This Ukrainian thought of Russia as a big brother. Until they intervened in Crimea

The World
Olesya is an ethnic Russian in Crimea. She says she loves Russia, and thinks of it as a big brother to Ukraine. "But now they are violating my rights," she says.

Olesya is an ethnic Russian in Crimea. She says she loves Russia, and thinks of it as a big brother to Ukraine. "But now they are violating my rights," she says.

Natalia Antelava

In Crimea, people woke up this morning to heavy rain and an uncertain future.

At a local market in the regional capital, Simferopol, old ladies were selling vegetables with a side of politics. These women are pleased that the regional parliament has decided Crimea should split with Ukraine and join the Russian Federation.

"I am for Putin," one woman says. "He will take care of us." Another adds, "we want to be part of Russia."

On March 16, the new pro-Moscow government in Crimea will hold a referendum on whether to endorse the parliamentary resolution. Officials say they are already working on plans to introduce the Russian rouble. Aleksander Furmanchuk, a local political analyst, thinks it's a very good idea.

“I understand the process is painful, but everyone will have to accept it,” Furmanchuk says. “Russia will get Crimea and there will be an investment boom here, our tourist industry will flourish, and new roads will be built.”

That image, though, is far removed from the reality of Crimea today. In the past two days, several news crews and pro-Ukraine activists have been attacked by pro-Moscow volunteer brigades patrolling the streets. Hundreds of Ukrainian soldiers have been locked inside their bases around the peninsula, guarded by Russian troops.

And not all ethnic Russians here support Moscow.

Dimitri Semenov, a local businessman, took me for a spin in the coastal town of Saki, outside Simferopol. He predicts the beaches here will be empty this summer. Semenov is Russian, and he believes Crimeans are making a huge mistake.

“All of our electricity, 70 percent of our gas supplies, our water, it all comes from Ukraine,” Semenov says. “This is a peninsula. Our roads, our railways, are only connected to Ukraine. Russia can't provide Crimea with electricity. How will this be solved? You know why they are rushing the referendum? Because they are afraid that people will start asking these questions.”

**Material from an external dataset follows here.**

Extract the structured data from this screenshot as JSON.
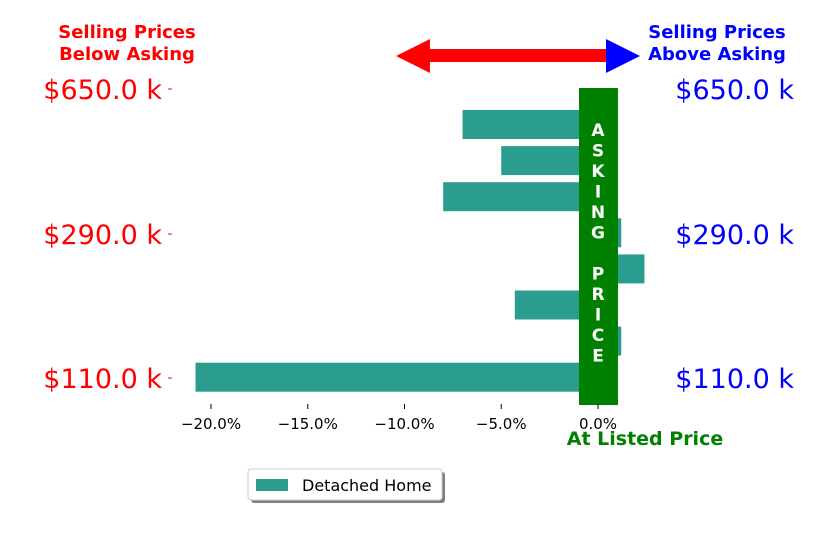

Public discussion here is limited. Pro-Moscow voices dominate the mainstream media. On Thursday, minutes after parliament passed its resolution to join Russia, several Ukrainian TV channels were taken off the air, replaced with Russian networks.

“The only news and the only channels I can watch now are propaganda channels,” says Olesya, a young woman I met in a trendy café in the heart of Semfiropol.  Olesya is an ethnic Russian, born in Russia, but she’s not happy about what’s happening.  

“Yesterday I cried about the situation. I love Russia, and I always thought Russia was a big brother to Ukraine,” she says, “but now they are violating my rights and my freedom.”

A man named Vadim, originally from Western Ukraine, says he’s worried about what’s going to happen.

“I am afraid of people being killed. If Crimea is going to be part of Russian federation, I’ll have to move out,” Vadim says. “Two world views have clashed here.”

With views so polarized and tensions so high, there seems to be little room for compromise. As Crimea's new leaders rush into Moscow's embrace, many here fear this standoff may lead to war.